Squatting in residential buildings became a criminal offence when section 144 of the Legal Aid, Sentencing and Punishment of Offenders Act 2012 came into force. The provision was enacted to enable the police to evict squatters quickly and, although the point was raised before it was enacted, the legislation was silent about its effect on the law of adverse possession.
However, the law usually operates on the basis that rights should not be derived from criminal acts. Consequently, we were left wondering whether squatters would still be able to acquire title to residential properties and if the Land Registry would accept claims based on activities that had become a criminal offence. Best v Chief Land Registrar [2015] EWCA Civ 17; [2015] PLSCS 20 answers this question for us.
The High Court decided that the Land Registry had been wrong to reject the squatter’s application for registration under the new adverse possession regime introduced by the Land Registration Act 2002. The judge ruled that the Land Registry should have accepted the application and dealt with it in accordance with the provisions laid down in the legislation (which enables objectors to invoke tests that are designed to stop all but the most deserving applications in their tracks). The Land Registry was not happy to leave matters there, but the Court of Appeal has upheld the decision.

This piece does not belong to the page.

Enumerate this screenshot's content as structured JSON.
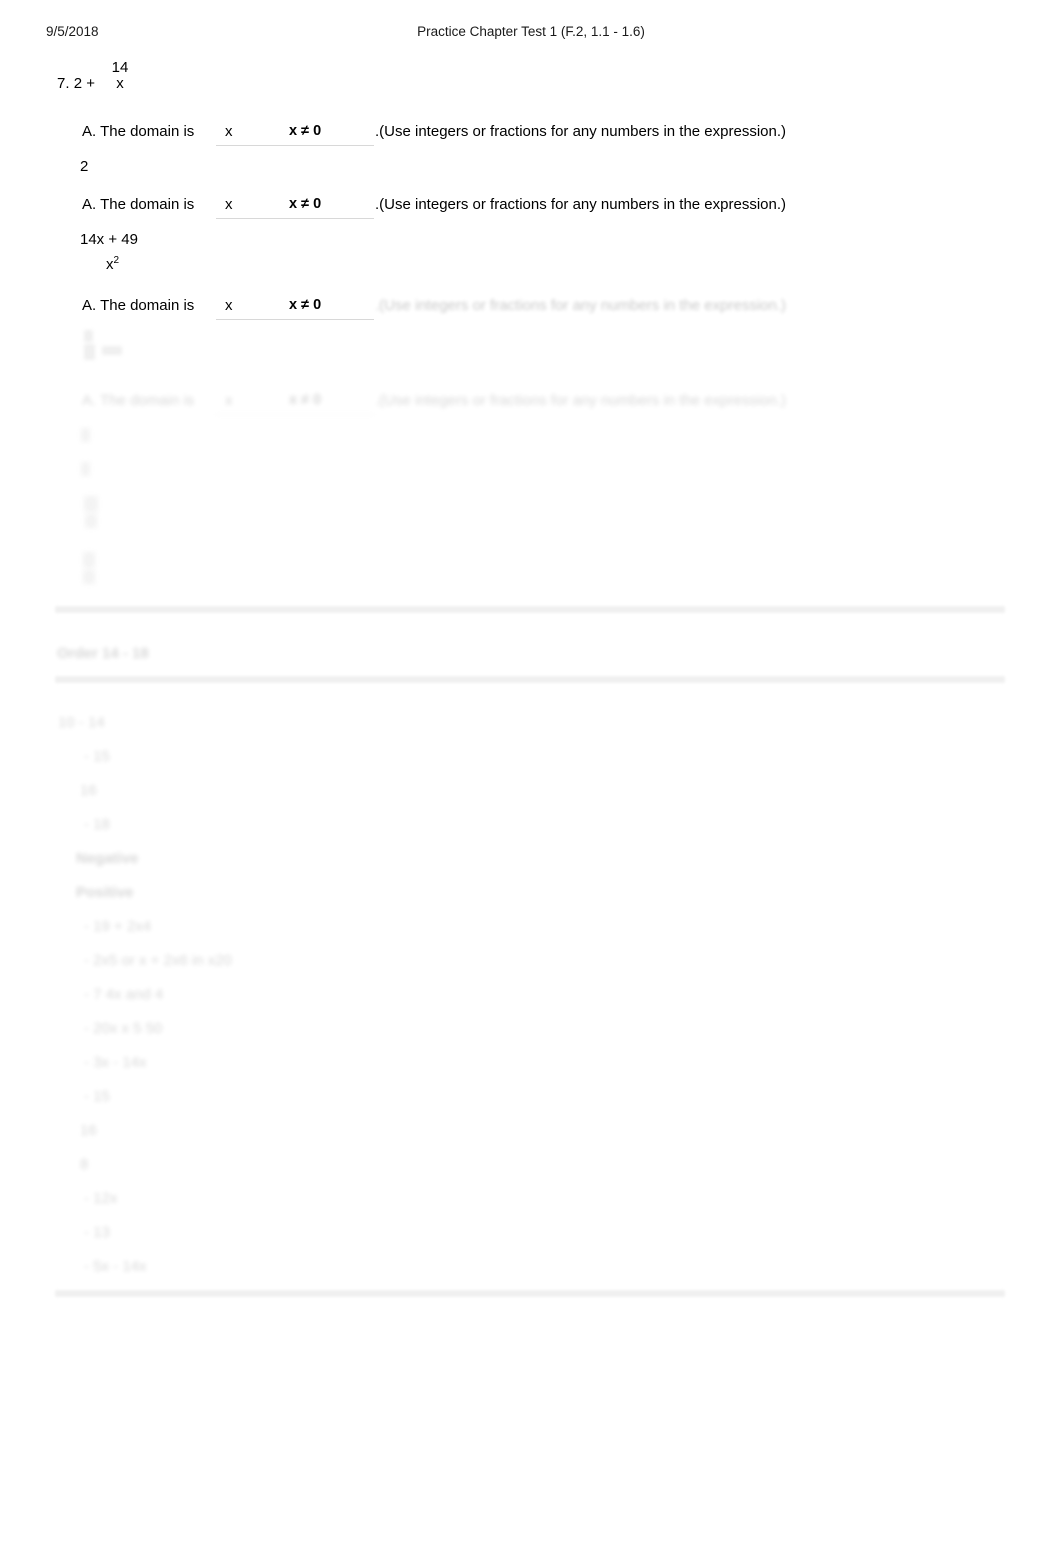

Lord Justice Sales drew attention to an observation by Lord Sumption in Les Laboratoires Servier v Apotex Inc [2014] UKSC 55 that, in some exceptional cases, criminal acts will not prevent the acquisition of private law rights. In his view, this was such a case. The public policy associated with the introduction of section 144 was not centrally engaged and was outweighed by the public policy that underpins the law on adverse possession. Section 144 was introduced to enable home owners to evict squatters more quickly, with help from the police, if needs be. This has nothing to do with the law on adverse possession, which serves valuable social and economic purposes by preventing land from becoming sterilised through abandonment or non-use.

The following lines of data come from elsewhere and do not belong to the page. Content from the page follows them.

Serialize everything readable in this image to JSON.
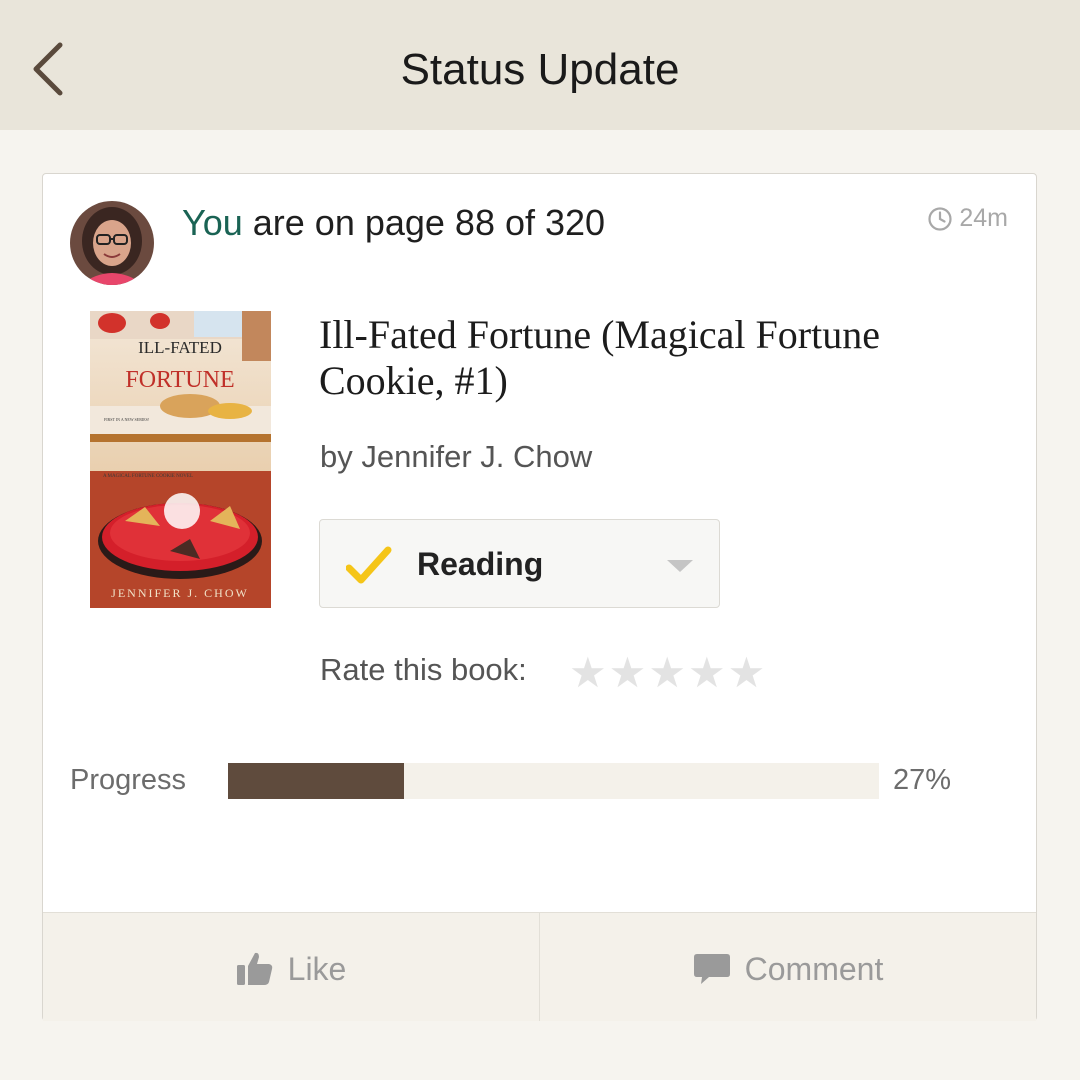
{
  "header": {
    "title": "Status Update",
    "back_icon": "chevron-left-icon"
  },
  "update": {
    "actor": "You",
    "status_text": "are on page 88 of 320",
    "current_page": 88,
    "total_pages": 320,
    "timestamp": "24m",
    "timestamp_icon": "clock-icon"
  },
  "book": {
    "title": "Ill-Fated Fortune (Magical Fortune Cookie, #1)",
    "author_line": "by Jennifer J. Chow",
    "cover": {
      "title_line1": "ILL-FATED",
      "title_line2": "FORTUNE",
      "series_note": "FIRST IN A NEW SERIES!",
      "series_line": "A MAGICAL FORTUNE COOKIE NOVEL",
      "author": "JENNIFER J. CHOW"
    }
  },
  "shelf": {
    "selected": "Reading",
    "check_icon": "checkmark-icon",
    "dropdown_icon": "caret-down-icon"
  },
  "rating": {
    "label": "Rate this book:",
    "stars_filled": 0,
    "stars_total": 5
  },
  "progress": {
    "label": "Progress",
    "percent": 27,
    "percent_text": "27%"
  },
  "actions": {
    "like_label": "Like",
    "like_icon": "thumbs-up-icon",
    "comment_label": "Comment",
    "comment_icon": "speech-bubble-icon"
  },
  "colors": {
    "header_bg": "#e9e5da",
    "page_bg": "#f6f4ef",
    "you_green": "#1a6354",
    "progress_fill": "#5f4b3d",
    "progress_track": "#f4f1ea",
    "check_yellow": "#f5c518"
  }
}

The court noted that section 144 makes no reference to the adverse possession regimes for registered land and unregistered land and considered that parliament would have addressed this, had it intended that section 144 would affect them. The capricious and arbitrary effect that section 144 might have in different situations bore this out too. If the Land Registry were right, Parliament would have made a significant change in the law without signalling that it was doing so, or by accident, shifting the law in favour of inactive absentee owners and affecting the owners of bare land and residential properties in different ways.

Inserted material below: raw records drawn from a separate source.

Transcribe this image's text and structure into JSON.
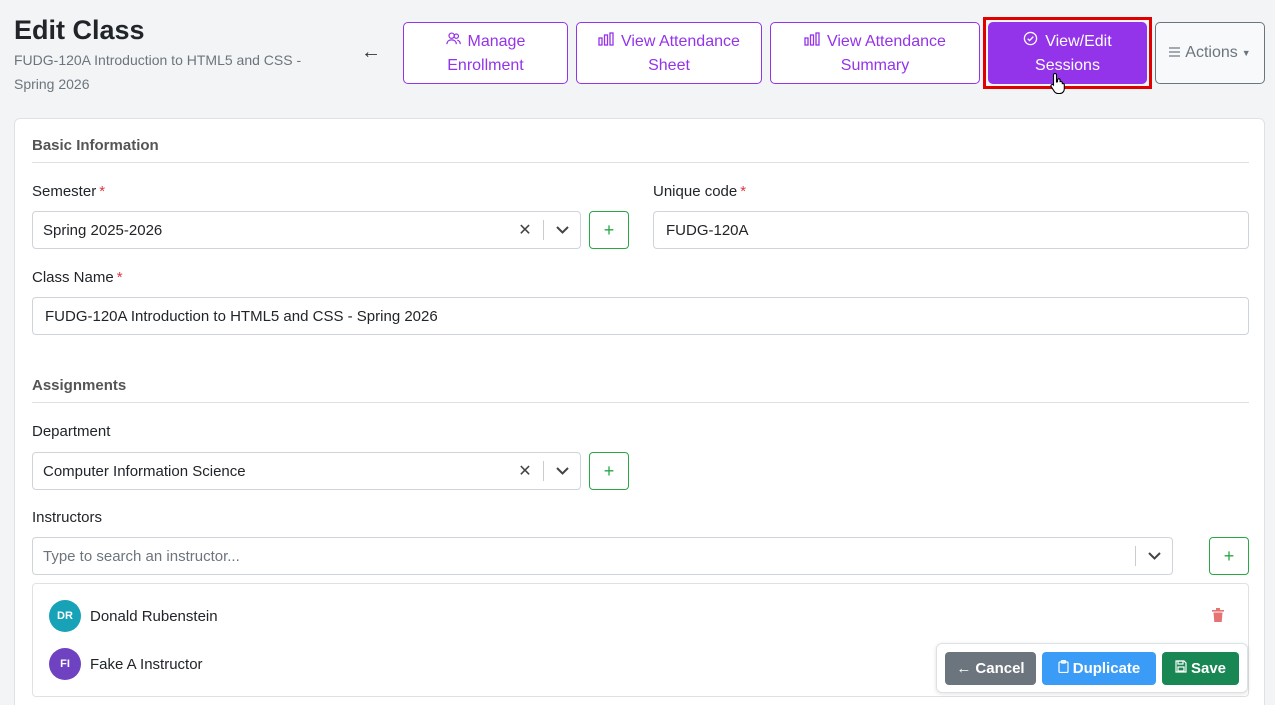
{
  "header": {
    "title": "Edit Class",
    "subtitle": "FUDG-120A Introduction to HTML5 and CSS - Spring 2026",
    "back_glyph": "←"
  },
  "toolbar": {
    "manage_line1": "Manage",
    "manage_line2": "Enrollment",
    "sheet_line1": "View Attendance",
    "sheet_line2": "Sheet",
    "summary_line1": "View Attendance",
    "summary_line2": "Summary",
    "sessions_line1": "View/Edit",
    "sessions_line2": "Sessions",
    "actions_label": "Actions"
  },
  "basic": {
    "section_title": "Basic Information",
    "semester_label": "Semester",
    "semester_value": "Spring 2025-2026",
    "unique_code_label": "Unique code",
    "unique_code_value": "FUDG-120A",
    "class_name_label": "Class Name",
    "class_name_value": "FUDG-120A Introduction to HTML5 and CSS - Spring 2026",
    "required_mark": "*"
  },
  "assignments": {
    "section_title": "Assignments",
    "department_label": "Department",
    "department_value": "Computer Information Science",
    "instructors_label": "Instructors",
    "instructors_placeholder": "Type to search an instructor...",
    "instructors": [
      {
        "initials": "DR",
        "name": "Donald Rubenstein",
        "color": "#17a2b8"
      },
      {
        "initials": "FI",
        "name": "Fake A Instructor",
        "color": "#6f42c1"
      }
    ]
  },
  "footer": {
    "cancel_label": "Cancel",
    "duplicate_label": "Duplicate",
    "save_label": "Save"
  },
  "colors": {
    "accent": "#9333ea",
    "highlight": "#e00000",
    "success": "#198754",
    "info": "#3b9cf8",
    "secondary": "#6c757d"
  }
}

Lord Justice Sales and Lord Justice McCombe cited Bakewell Management Ltd v Brandwood [2004] UKHL 14 too. In that case, the House of Lords ruled that there was no public policy bar to the acquisition of prescriptive rights based on user that was an offence under s193(4) of the Law of Property Act 1925, because the user would have been legal, had it been authorised by the landowner. This was also the case here, because the registered proprietor could have legalised the position by giving the squatter permission to live in the house.
So, now we know. Section 144 and the adverse possession regimes are, quite simply, independent of each other.